This article has been imported from chorus.fm for discussion. All of the forum rules still apply. Lauren Hough, writing at HuffPost: This is the stuff I can’t remember — how a particular day unfolded. Maybe the next job was the Great Falls, Virginia, housewife who answered the door in some black skimpy thing I never really saw because I work very hard at eye contact when faced with out-of-context nudity. She was expecting a man. I’m a 6-foot lesbian. If I showed up at your door in a uniform with my hair cut in what’s known to barbers as the International Lesbian Option No. 2, you might mistake me for a man. Everyone does. She was rare in that she realized I’m a woman. We laughed about it. She found a robe while I replaced her cable box. She asked if I needed to use a bathroom, and I loved her. This was a great read. Expand - View Original
Super funny and kinda depressing. I had a paper route when I was 14/15, and in that two years, I saw enough weirdness from just the outside of people's houses to fill a book.
when I first saw this last week I sent it to my ex basically asking him to reconsider the electrician path he was about to embark on.
Reads a bit like a Chuck Palahniuk book. Favorite line, "...the American id in its underpants, wondering if it remembered to delete the browsing history." That needs to be worked into a song pronto.

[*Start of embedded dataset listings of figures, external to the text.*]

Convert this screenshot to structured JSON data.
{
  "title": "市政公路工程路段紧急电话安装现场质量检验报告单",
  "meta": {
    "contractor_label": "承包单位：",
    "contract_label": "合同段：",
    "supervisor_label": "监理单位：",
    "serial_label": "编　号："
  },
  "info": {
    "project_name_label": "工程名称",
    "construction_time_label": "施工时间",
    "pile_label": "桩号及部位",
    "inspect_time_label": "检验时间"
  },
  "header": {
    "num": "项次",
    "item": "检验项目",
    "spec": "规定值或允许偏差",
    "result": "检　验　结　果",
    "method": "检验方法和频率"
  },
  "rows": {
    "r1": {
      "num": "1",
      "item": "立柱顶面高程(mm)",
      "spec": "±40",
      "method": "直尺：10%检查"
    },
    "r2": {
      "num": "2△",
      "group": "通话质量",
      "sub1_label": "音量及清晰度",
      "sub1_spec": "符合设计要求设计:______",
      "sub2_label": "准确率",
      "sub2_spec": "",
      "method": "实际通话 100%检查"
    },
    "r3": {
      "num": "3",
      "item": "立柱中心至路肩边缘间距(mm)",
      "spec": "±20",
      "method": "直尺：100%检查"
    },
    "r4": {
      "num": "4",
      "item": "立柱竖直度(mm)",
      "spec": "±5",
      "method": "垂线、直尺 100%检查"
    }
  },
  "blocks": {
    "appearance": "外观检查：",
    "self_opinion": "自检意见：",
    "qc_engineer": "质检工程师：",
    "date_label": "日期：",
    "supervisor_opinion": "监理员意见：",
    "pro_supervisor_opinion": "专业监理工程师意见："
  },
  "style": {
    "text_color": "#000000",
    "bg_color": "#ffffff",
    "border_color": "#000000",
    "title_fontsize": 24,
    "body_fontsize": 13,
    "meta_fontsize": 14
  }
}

As someone that is worked in people's houses for about 20 years 75% of people's houses are disgusting
Incredible writing...if She ever wants out of being a cable technician, she certainly has a career in storytelling. The supervisors made a good show of pretending to care that we made it to jobs. The dispatchers canceled everything they could. The techs, we didn’t talk much. Every so often someone would mic their Nextel to scream: “This is bullshit! They’re going to get us fucking killed!” And someone else would say, “They don’t care, man. They won’t have to pay anyway. They’ll piss test your corpse and say you were high. Motherfuckers.” “They’ll fucking care when I plow my van through the front of their building.” “Dude, I’m gonna ram the next little Ford Ranger I see.” Supervisors drove Rangers. “Fuck that. I’m ramming a cop.” “Bitch, how you gonna know what you’re ramming? Can’t fucking see the snowplow in front of me.”